Last week I finished reading Midnight Timetable by Bora Chung. I enjoyed it right up to the end, especially its coverage of how this nameless Institute goes about helping its various ghosts pass on. It was an interesting blend of the paranormal and mundanity. On the one hand, the stories within recount very troubling series of events that the characters must grapple with while haunted by a variety of unusual spectres. On the other hand, it feels like containing and studying these haunted objects is really just another job, with its own hazards, sure, but subsumed and accounted for by modernity nonetheless. I also really like that the title of the book is based on the author’s experience with a sign printed in English in Korea; it was indeed just the midnight timetable at a bus terminal, but she found something about the wording ominous and wanted an excuse to use it somewhere.

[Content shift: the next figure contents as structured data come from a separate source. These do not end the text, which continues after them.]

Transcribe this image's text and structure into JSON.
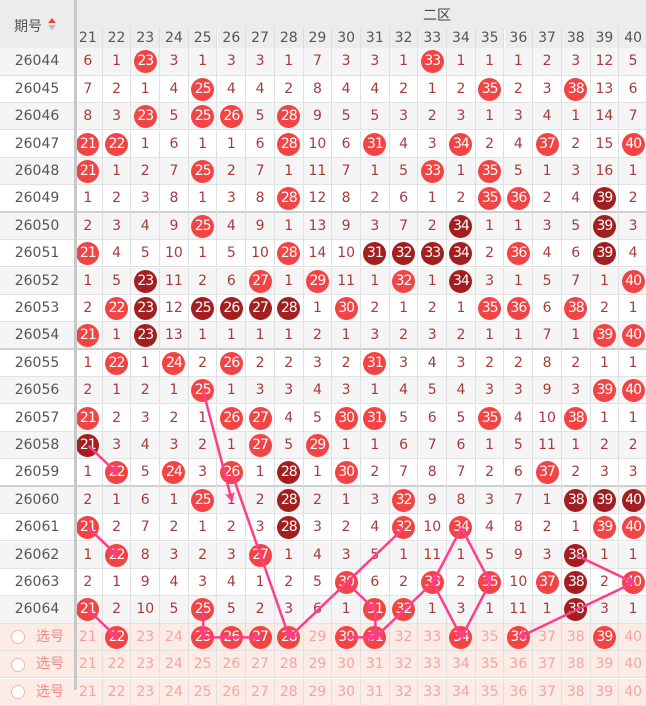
{
  "header": {
    "period_label": "期号",
    "zone_label": "二区",
    "sort_icon": "sort-up-down-icon"
  },
  "columns": [
    "21",
    "22",
    "23",
    "24",
    "25",
    "26",
    "27",
    "28",
    "29",
    "30",
    "31",
    "32",
    "33",
    "34",
    "35",
    "36",
    "37",
    "38",
    "39",
    "40"
  ],
  "colors": {
    "hit": "#f24444",
    "hit_dark": "#a31f1f",
    "miss_text": "#a83a3a",
    "trend_line": "#ff3d8a",
    "select_bg": "#fdece6"
  },
  "rows": [
    {
      "period": "26044",
      "cells": [
        "6",
        "1",
        "23",
        "3",
        "1",
        "3",
        "3",
        "1",
        "7",
        "3",
        "3",
        "1",
        "33",
        "1",
        "1",
        "1",
        "2",
        "3",
        "12",
        "5"
      ],
      "hits": [
        "23",
        "33"
      ],
      "dark": []
    },
    {
      "period": "26045",
      "cells": [
        "7",
        "2",
        "1",
        "4",
        "25",
        "4",
        "4",
        "2",
        "8",
        "4",
        "4",
        "2",
        "1",
        "2",
        "35",
        "2",
        "3",
        "38",
        "13",
        "6"
      ],
      "hits": [
        "25",
        "35",
        "38"
      ],
      "dark": []
    },
    {
      "period": "26046",
      "cells": [
        "8",
        "3",
        "23",
        "5",
        "25",
        "26",
        "5",
        "28",
        "9",
        "5",
        "5",
        "3",
        "2",
        "3",
        "1",
        "3",
        "4",
        "1",
        "14",
        "7"
      ],
      "hits": [
        "23",
        "25",
        "26",
        "28"
      ],
      "dark": []
    },
    {
      "period": "26047",
      "cells": [
        "21",
        "22",
        "1",
        "6",
        "1",
        "1",
        "6",
        "28",
        "10",
        "6",
        "31",
        "4",
        "3",
        "34",
        "2",
        "4",
        "37",
        "2",
        "15",
        "40"
      ],
      "hits": [
        "21",
        "22",
        "28",
        "31",
        "34",
        "37",
        "40"
      ],
      "dark": []
    },
    {
      "period": "26048",
      "cells": [
        "21",
        "1",
        "2",
        "7",
        "25",
        "2",
        "7",
        "1",
        "11",
        "7",
        "1",
        "5",
        "33",
        "1",
        "35",
        "5",
        "1",
        "3",
        "16",
        "1"
      ],
      "hits": [
        "21",
        "25",
        "33",
        "35"
      ],
      "dark": []
    },
    {
      "period": "26049",
      "cells": [
        "1",
        "2",
        "3",
        "8",
        "1",
        "3",
        "8",
        "28",
        "12",
        "8",
        "2",
        "6",
        "1",
        "2",
        "35",
        "36",
        "2",
        "4",
        "39",
        "2"
      ],
      "hits": [
        "28",
        "35",
        "36"
      ],
      "dark": [
        "39"
      ]
    },
    {
      "period": "26050",
      "cells": [
        "2",
        "3",
        "4",
        "9",
        "25",
        "4",
        "9",
        "1",
        "13",
        "9",
        "3",
        "7",
        "2",
        "34",
        "1",
        "1",
        "3",
        "5",
        "39",
        "3"
      ],
      "hits": [
        "25"
      ],
      "dark": [
        "34",
        "39"
      ]
    },
    {
      "period": "26051",
      "cells": [
        "21",
        "4",
        "5",
        "10",
        "1",
        "5",
        "10",
        "28",
        "14",
        "10",
        "31",
        "32",
        "33",
        "34",
        "2",
        "36",
        "4",
        "6",
        "39",
        "4"
      ],
      "hits": [
        "21",
        "28",
        "36"
      ],
      "dark": [
        "31",
        "32",
        "33",
        "34",
        "39"
      ]
    },
    {
      "period": "26052",
      "cells": [
        "1",
        "5",
        "23",
        "11",
        "2",
        "6",
        "27",
        "1",
        "29",
        "11",
        "1",
        "32",
        "1",
        "34",
        "3",
        "1",
        "5",
        "7",
        "1",
        "40"
      ],
      "hits": [
        "27",
        "29",
        "32",
        "40"
      ],
      "dark": [
        "23",
        "34"
      ]
    },
    {
      "period": "26053",
      "cells": [
        "2",
        "22",
        "23",
        "12",
        "25",
        "26",
        "27",
        "28",
        "1",
        "30",
        "2",
        "1",
        "2",
        "1",
        "35",
        "36",
        "6",
        "38",
        "2",
        "1"
      ],
      "hits": [
        "22",
        "30",
        "35",
        "36",
        "38"
      ],
      "dark": [
        "23",
        "25",
        "26",
        "27",
        "28"
      ]
    },
    {
      "period": "26054",
      "cells": [
        "21",
        "1",
        "23",
        "13",
        "1",
        "1",
        "1",
        "1",
        "2",
        "1",
        "3",
        "2",
        "3",
        "2",
        "1",
        "1",
        "7",
        "1",
        "39",
        "40"
      ],
      "hits": [
        "21",
        "39",
        "40"
      ],
      "dark": [
        "23"
      ]
    },
    {
      "period": "26055",
      "cells": [
        "1",
        "22",
        "1",
        "24",
        "2",
        "26",
        "2",
        "2",
        "3",
        "2",
        "31",
        "3",
        "4",
        "3",
        "2",
        "2",
        "8",
        "2",
        "1",
        "1"
      ],
      "hits": [
        "22",
        "24",
        "26",
        "31"
      ],
      "dark": []
    },
    {
      "period": "26056",
      "cells": [
        "2",
        "1",
        "2",
        "1",
        "25",
        "1",
        "3",
        "3",
        "4",
        "3",
        "1",
        "4",
        "5",
        "4",
        "3",
        "3",
        "9",
        "3",
        "39",
        "40"
      ],
      "hits": [
        "25",
        "39",
        "40"
      ],
      "dark": []
    },
    {
      "period": "26057",
      "cells": [
        "21",
        "2",
        "3",
        "2",
        "1",
        "26",
        "27",
        "4",
        "5",
        "30",
        "31",
        "5",
        "6",
        "5",
        "35",
        "4",
        "10",
        "38",
        "1",
        "1"
      ],
      "hits": [
        "21",
        "26",
        "27",
        "30",
        "31",
        "35",
        "38"
      ],
      "dark": []
    },
    {
      "period": "26058",
      "cells": [
        "21",
        "3",
        "4",
        "3",
        "2",
        "1",
        "27",
        "5",
        "29",
        "1",
        "1",
        "6",
        "7",
        "6",
        "1",
        "5",
        "11",
        "1",
        "2",
        "2"
      ],
      "hits": [
        "27",
        "29"
      ],
      "dark": [
        "21"
      ]
    },
    {
      "period": "26059",
      "cells": [
        "1",
        "22",
        "5",
        "24",
        "3",
        "26",
        "1",
        "28",
        "1",
        "30",
        "2",
        "7",
        "8",
        "7",
        "2",
        "6",
        "37",
        "2",
        "3",
        "3"
      ],
      "hits": [
        "22",
        "24",
        "26",
        "30",
        "37"
      ],
      "dark": [
        "28"
      ]
    },
    {
      "period": "26060",
      "cells": [
        "2",
        "1",
        "6",
        "1",
        "25",
        "1",
        "2",
        "28",
        "2",
        "1",
        "3",
        "32",
        "9",
        "8",
        "3",
        "7",
        "1",
        "38",
        "39",
        "40"
      ],
      "hits": [
        "25",
        "32"
      ],
      "dark": [
        "28",
        "38",
        "39",
        "40"
      ]
    },
    {
      "period": "26061",
      "cells": [
        "21",
        "2",
        "7",
        "2",
        "1",
        "2",
        "3",
        "28",
        "3",
        "2",
        "4",
        "32",
        "10",
        "34",
        "4",
        "8",
        "2",
        "1",
        "39",
        "40"
      ],
      "hits": [
        "21",
        "32",
        "34",
        "39",
        "40"
      ],
      "dark": [
        "28"
      ]
    },
    {
      "period": "26062",
      "cells": [
        "1",
        "22",
        "8",
        "3",
        "2",
        "3",
        "27",
        "1",
        "4",
        "3",
        "5",
        "1",
        "11",
        "1",
        "5",
        "9",
        "3",
        "38",
        "1",
        "1"
      ],
      "hits": [
        "22",
        "27"
      ],
      "dark": [
        "38"
      ]
    },
    {
      "period": "26063",
      "cells": [
        "2",
        "1",
        "9",
        "4",
        "3",
        "4",
        "1",
        "2",
        "5",
        "30",
        "6",
        "2",
        "33",
        "2",
        "35",
        "10",
        "37",
        "38",
        "2",
        "40"
      ],
      "hits": [
        "30",
        "33",
        "35",
        "37",
        "40"
      ],
      "dark": [
        "38"
      ]
    },
    {
      "period": "26064",
      "cells": [
        "21",
        "2",
        "10",
        "5",
        "25",
        "5",
        "2",
        "3",
        "6",
        "1",
        "31",
        "32",
        "1",
        "3",
        "1",
        "11",
        "1",
        "38",
        "3",
        "1"
      ],
      "hits": [
        "21",
        "25",
        "31",
        "32"
      ],
      "dark": [
        "38"
      ]
    }
  ],
  "select_rows": [
    {
      "label": "选号",
      "selected": [
        "22",
        "25",
        "26",
        "27",
        "28",
        "30",
        "31",
        "34",
        "36",
        "39"
      ]
    },
    {
      "label": "选号",
      "selected": []
    },
    {
      "label": "选号",
      "selected": []
    }
  ]
}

I also read through Moby Dick by Christophe Chabouté, a graphic novel adaptation of Herman Melville’s classic novel. Reading this comic was an interesting exercise after having read the original novel around this time just last year. It does an excellent job of distilling the actual events that unfold in the novel, especially as they pertain to Ahab’s mad obsession and the Pequod‘s eventual confrontation with the whale. However, Ishmael’s story almost entirely evaporates in the wake of Ahab’s, such that I sometimes forgot he was supposed to be there. It’s understandable that the long diversions into the nuances of whaling are left out of an adaptation like this, but it’s interesting to see just how much that diminishes our perspective character. It preserves the essential essence of the work with great merit, but cannot truly replace the literature.


Reading Next

There are a few things I’m planning to read next, some of which I have from the library and otherwise from books I own. I won’t go over all the library books I have to get through right now, but what I’m planning to read next is Set to Sea by Drew Weing, a comic about a big lug and aspiring poet who ends up shanghaied aboard a vessel bound for Hong Kong. I grabbed it off the shelf at the library thanks to my ever-present desire to borrow random graphic novels I would never buy. It’s got a very cartoon-strip style that looks fun too. Also, I’m going to start reading When the Reckoning Comes by LaTanya McQueen, a book that I only just bought over the weekend. A monthly book mixer I attend has a “celebrating Black authors” theme this month and I was regretful to realize there doesn’t appear to be anything amongst what I’ve read recently that qualifies. This book had caught my eye in the past thanks to this edition’s fantastic cover, so when I came across it at a store during a trip out of town I decided to pick it up. I probably won’t finish it before Saturday, but I can at least get started reading it.